Betting Blind
Forrest paid them.
    Becky was getting pretty friendly, too. You could tell she was starting to roll. She kept running her fingers through her hair, and then petting the carpet like it was a cat, and smiling at me. I wasn’t feeling anything myself, only a little buzzed from the beer.
    E wasn’t my drug. I didn’t like that fake-happy feeling, acting as if I loved the whole world—because I didn’t. I only loved a few people. Even when I was rolling, there was a little voice whispering, This is bullshit. You don’t feel this way. It’s just the drug.
    Crank was another story. I felt like myself on crank, only better. But that scared me, because they say feeling that way is the surest sign a drug can hook you. Besides, I’d seen what the stuff did to Tim’s friend Julio, who was tweaking so hard, he ripped the skin off his face because he thought there were bugs crawling underneath. Missy and me were there—it was sixth grade—and we couldn’t stop him. Tim wouldn’t let us call 9-1-1 because he didn’t want Julio getting arrested, but Julio said we should have. He had nasty scars after that.
    Becky scooted closer to me and laid her head in my lap. “Tickle my hair.”
    I started running my fingers on her scalp, and she made little moaning noises, which made me and Kyle look at each other and crack up. He gave me a look, like, All yours , but I wasn’t feeling it yet.
    Then a good song came on, with a phat beat, and I started to feel waves of sensation. But I was so weird, I kept fighting them.
    Feels so good right now—
    Bullshit.
    All these cool people, your friends—
    Won’t remember you once they’re in college.
    Nice girl, take her in a bedroom and—
    Wish it was Irina.
    Chill out, you bastard, and have fun—
    I’m a loser. I don’t belong here.
    Finally I got so sick of my own stupid brain that I stopped tickling Becky’s hair and leaned down and whispered, “I heard there’s a concert in one of these bedrooms. We should go check it out.” She giggled and stood up and took my hand, and we went upstairs, found a good room, and shut the door.

CHAPTER EIGHT
    S aturday morning, I woke up lying on carpet as thick as a mattress, under a giant wood shelf with mirrors. There were rows of shiny circles hanging over my head like spotlights, and it took me a second to realize they were upside-down glasses. I rolled over and knocked into . . . an empty bottle of maraschino cherries.

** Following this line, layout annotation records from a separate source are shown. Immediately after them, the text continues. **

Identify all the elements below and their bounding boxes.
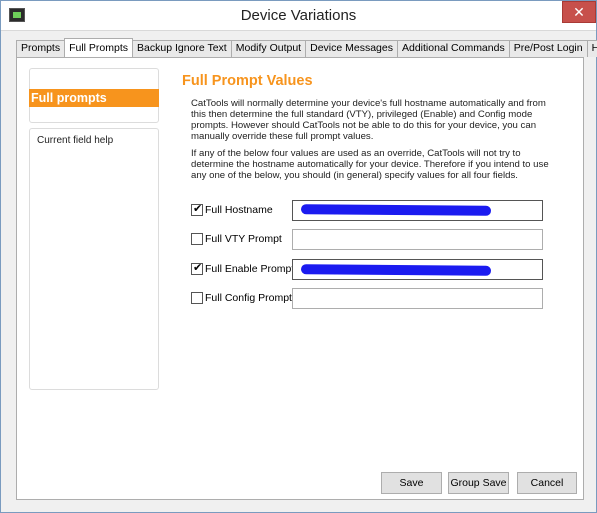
field-help-label: Current field help [37, 135, 114, 146]
save-button[interactable]: Save [381, 472, 442, 494]
cancel-button[interactable]: Cancel [517, 472, 577, 494]
field-help-box: Current field help [29, 128, 159, 390]
description-paragraph-1: CatTools will normally determine your de… [191, 98, 546, 142]
tab-panel: Full prompts Current field help Full Pro… [16, 57, 584, 500]
full-hostname-checkbox[interactable]: ✔ [191, 203, 203, 216]
checkmark-icon: ✔ [193, 203, 203, 215]
group-save-button[interactable]: Group Save [448, 472, 509, 494]
title-bar: Device Variations ✕ [1, 1, 596, 31]
tab-bar: Prompts Full Prompts Backup Ignore Text … [16, 38, 597, 57]
device-variations-window: Device Variations ✕ Prompts Full Prompts… [0, 0, 597, 513]
full-config-prompt-input[interactable] [292, 288, 543, 309]
tab-additional-commands[interactable]: Additional Commands [396, 40, 510, 57]
full-enable-prompt-checkbox[interactable]: ✔ [191, 262, 203, 275]
checkmark-icon: ✔ [193, 262, 203, 274]
redaction-mark [300, 264, 492, 276]
full-hostname-label: Full Hostname [205, 204, 273, 216]
full-vty-prompt-checkbox[interactable] [191, 233, 203, 245]
full-config-prompt-label: Full Config Prompt [205, 292, 292, 304]
sidebar-heading: Full prompts [29, 89, 159, 107]
sidebar-heading-box: Full prompts [29, 68, 159, 123]
redaction-mark [300, 204, 492, 216]
tab-pre-post-login[interactable]: Pre/Post Login [508, 40, 588, 57]
description-paragraph-2: If any of the below four values are used… [191, 148, 549, 181]
full-enable-prompt-label: Full Enable Prompt [205, 263, 295, 275]
tab-backup-ignore-text[interactable]: Backup Ignore Text [132, 40, 232, 57]
tab-full-prompts[interactable]: Full Prompts [64, 38, 134, 57]
section-title: Full Prompt Values [182, 73, 313, 89]
full-vty-prompt-input[interactable] [292, 229, 543, 250]
window-title: Device Variations [240, 7, 357, 24]
tab-device-messages[interactable]: Device Messages [305, 40, 398, 57]
tab-modify-output[interactable]: Modify Output [230, 40, 307, 57]
tab-help[interactable]: Help [586, 40, 597, 57]
full-vty-prompt-label: Full VTY Prompt [205, 233, 282, 245]
close-button[interactable]: ✕ [562, 1, 596, 23]
tab-prompts[interactable]: Prompts [16, 40, 66, 57]
full-config-prompt-checkbox[interactable] [191, 292, 203, 304]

    The cherries triggered my memory. When Becky and I had come back downstairs the night before, everybody was acting like idiot candy ravers, sucking on lollipops and listening to trance music that sounded like somebody’s three-year-old got hold of a synthesizer. I wanted to get away from Becky, who kept stroking my hand, so I went bar hunting and got into some wack scotch that tasted like motor oil. Then I got hungry, so I started eating the cherries.
    After that . . . I didn’t remember.
    I scraped myself off the floor and stumbled to the living room, where some of the others were passed out. Binkies and candy wrappers and Christmas lights were everywhere, like baby elves had a party. Kyle was snoring, lollipop-colored spit trickling out of his mouth onto the white couch. The girls were lying in a heap like puppies. I tiptoed so I wouldn’t wake anybody up.
    “Hey,” said a weird voice.
    I almost jumped out of my skin.
    It was Forrest. He was wrapped in a blanket and leaning against the sliding glass door. He’d been sitting so still, I hadn’t realized he was there. His eyes were vampire red and he was holding an Orange Crush.
    “Hey,” I said. “You have fun last night?”
    “I’m still having fun.” He pulled his other hand from under the blanket and shook a pill bottle at me. It was the Oxies.
    I frowned. “How many did you do?”
    “Five or six. I don’t know. This shit is awesome. Can you get me more?” There was a hungry look on his face.